Every computer needs cooling – those high-performance chips produce heat, and the heat must be expelled from the system to reach peak performance. Traditionally, computers dissipate heat with a system of heat pipes and heatsink fins, with a few fans to keep air moving. But here at ROG, we’re turning more and more to vapor chambers for even cooler temperatures. Here’s how they work.
How traditional heatpipes work
To understand why vapor chambers are so awesome, it helps to understand the more typical heatpipe-and-heatsink system works.
When a CPU or GPU cranks up, it produces heat, which must be drawn away from the chip to avoid overheating and performance throttling. A thermal interface material, like thermal paste or liquid metal, acts as a bridge between the chip and the cooling system, drawing that thermal energy up to a series of copper tubes called heatpipes. Inside the vacuum of these pipes, a small amount of water rapidly boils when exposed to the chip’s heat. This change in pressure forces the water vapor toward the cool end of the heatpipe, where a series of metal fins called a heatsink absorb and dissipate the heat, usually with the help of fans blowing the hot air out of the system.
Once the heat dissipates, the vapor cools down, condenses back into a liquid, collects on a series of wicks inside the heatpipe, and travels back to the chip, where the cycle begins again. This all happens extremely quickly—much quicker than heat transfer in a solid piece of metal — making heatpipes an efficient, cost-effective cooling solution. Heatpipes are also extremely versatile, since they can curve around to reach other components inside the system.
Every ROG laptop comes with our Intelligent Cooling technology built in, which optimizes every step of this process for ultra-efficient heat dissipation without excess noise. For desktop PCs, many of our graphics cards use a similar system of heatpipes and fins to serve the same purpose in a larger build.
How vapor chambers work
Sometimes, though, we want even more cooling power – and that’s where vapor chambers come in. While typical heatpipes are very efficient, they’re still limited by the tight area inside your device. The walls of each pipe take up precious space, and each curve in the pipe lowers its efficiency somewhat. That means our engineering team works hard to find the most efficient route from point A to point B every time we design a laptop or graphics card.

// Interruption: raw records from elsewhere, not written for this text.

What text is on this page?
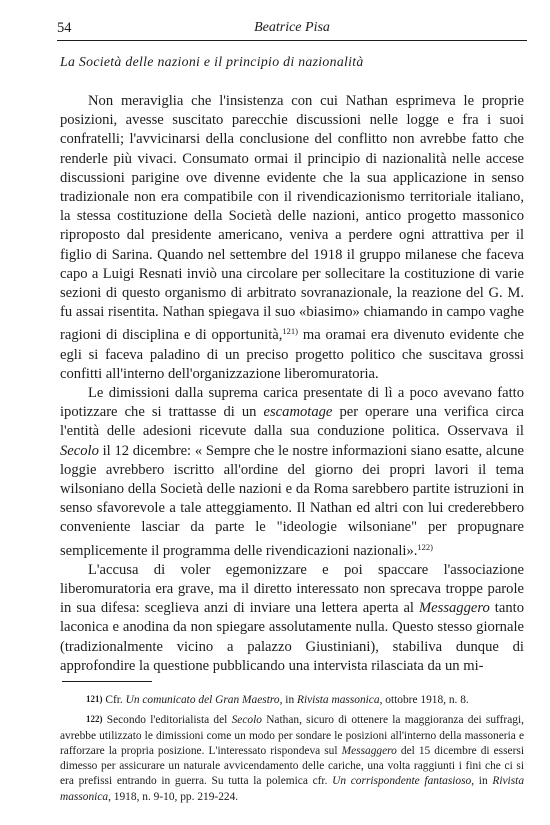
54	Beatrice Pisa
La Società delle nazioni e il principio di nazionalità

Non meraviglia che l'insistenza con cui Nathan esprimeva le proprie posizioni, avesse suscitato parecchie discussioni nelle logge e fra i suoi confratelli; l'avvicinarsi della conclusione del conflitto non avrebbe fatto che renderle più vivaci. Consumato ormai il principio di nazionalità nelle accese discussioni parigine ove divenne evidente che la sua applicazione in senso tradizionale non era compatibile con il rivendicazionismo territoriale italiano, la stessa costituzione della Società delle nazioni, antico progetto massonico riproposto dal presidente americano, veniva a perdere ogni attrattiva per il figlio di Sarina. Quando nel settembre del 1918 il gruppo milanese che faceva capo a Luigi Resnati inviò una circolare per sollecitare la costituzione di varie sezioni di questo organismo di arbitrato sovranazionale, la reazione del G. M. fu assai risentita. Nathan spiegava il suo «biasimo» chiamando in campo vaghe ragioni di disciplina e di opportunità,$^{121)}$ ma oramai era divenuto evidente che egli si faceva paladino di un preciso progetto politico che suscitava grossi confitti all'interno dell'organizzazione liberomuratoria.

Le dimissioni dalla suprema carica presentate di lì a poco avevano fatto ipotizzare che si trattasse di un escamotage per operare una verifica circa l'entità delle adesioni ricevute dalla sua conduzione politica. Osservava il Secolo il 12 dicembre: « Sempre che le nostre informazioni siano esatte, alcune loggie avrebbero iscritto all'ordine del giorno dei propri lavori il tema wilsoniano della Società delle nazioni e da Roma sarebbero partite istruzioni in senso sfavorevole a tale atteggiamento. Il Nathan ed altri con lui crederebbero conveniente lasciar da parte le "ideologie wilsoniane" per propugnare semplicemente il programma delle rivendicazioni nazionali».$^{122)}$

L'accusa di voler egemonizzare e poi spaccare l'associazione liberomuratoria era grave, ma il diretto interessato non sprecava troppe parole in sua difesa: sceglieva anzi di inviare una lettera aperta al Messaggero tanto laconica e anodina da non spiegare assolutamente nulla. Questo stesso giornale (tradizionalmente vicino a palazzo Giustiniani), stabiliva dunque di approfondire la questione pubblicando una intervista rilasciata da un mi-

121) Cfr. Un comunicato del Gran Maestro, in Rivista massonica, ottobre 1918, n. 8.

122) Secondo l'editorialista del Secolo Nathan, sicuro di ottenere la maggioranza dei suffragi, avrebbe utilizzato le dimissioni come un modo per sondare le posizioni all'interno della massoneria e rafforzare la propria posizione. L'interessato rispondeva sul Messaggero del 15 dicembre di essersi dimesso per assicurare un naturale avvicendamento delle cariche, una volta raggiunti i fini che ci si era prefissi entrando in guerra. Su tutta la polemica cfr. Un corrispondente fantasioso, in Rivista massonica, 1918, n. 9-10, pp. 219-224.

Vapor chambers overcome these limitations because, as their name suggests, they consist of one large chamber, spreading across a larger area. This not only allows them to carry more heat — because you can create a larger total vacuum in which to distribute it — but it also allows you to cover more of the motherboard. That means fewer hot spots on the surface of the laptop and better cooling for crucial components like the voltage regulator modules (VRMs). Vapor chambers may still use heat pipes to distribute thermal energy to the final heatsink, but they can use them much more efficiently since the heat pipes don’t have to be as close to the heat source itself (that is, the CPU or GPU die).
This impressive efficiency is why we’ve built vapor chambers into some of our most ultra-compact devices, like the ROG Flow Z13 gaming tablet. A vapor chamber proves its worth when space is at such a premium, as they can coax maximum performance out of a thin and light device, and it’s what allows the Flow Z13 to be the world’s most powerful gaming tablet.
It’s also excellent at cooling high-powered components, like our latest ROG Strix GeForce RTX 4090 and RTX 4080 graphics cards. We used a vapor chamber to expel heat faster with less fan noise, keeping temperatures low for optimal performance. In fact, on our ROG Strix GeForce RTX 4090, we even milled some channels in the vapor chamber so its heat pipes have more direct contact with the surface, lowering temperatures even further than traditional vapor chamber designs.
Keep your cool
Every ROG device is tuned for the best possible performance we can eke out of it, given its intended use case. When heat pipes will do the job effectively, we make sure to pack as many as we can with efficient routing to dense heatsinks. And when a device calls for next-level cooling and performance, we call on vapor chambers to kick it into high gear — so you never miss a frame.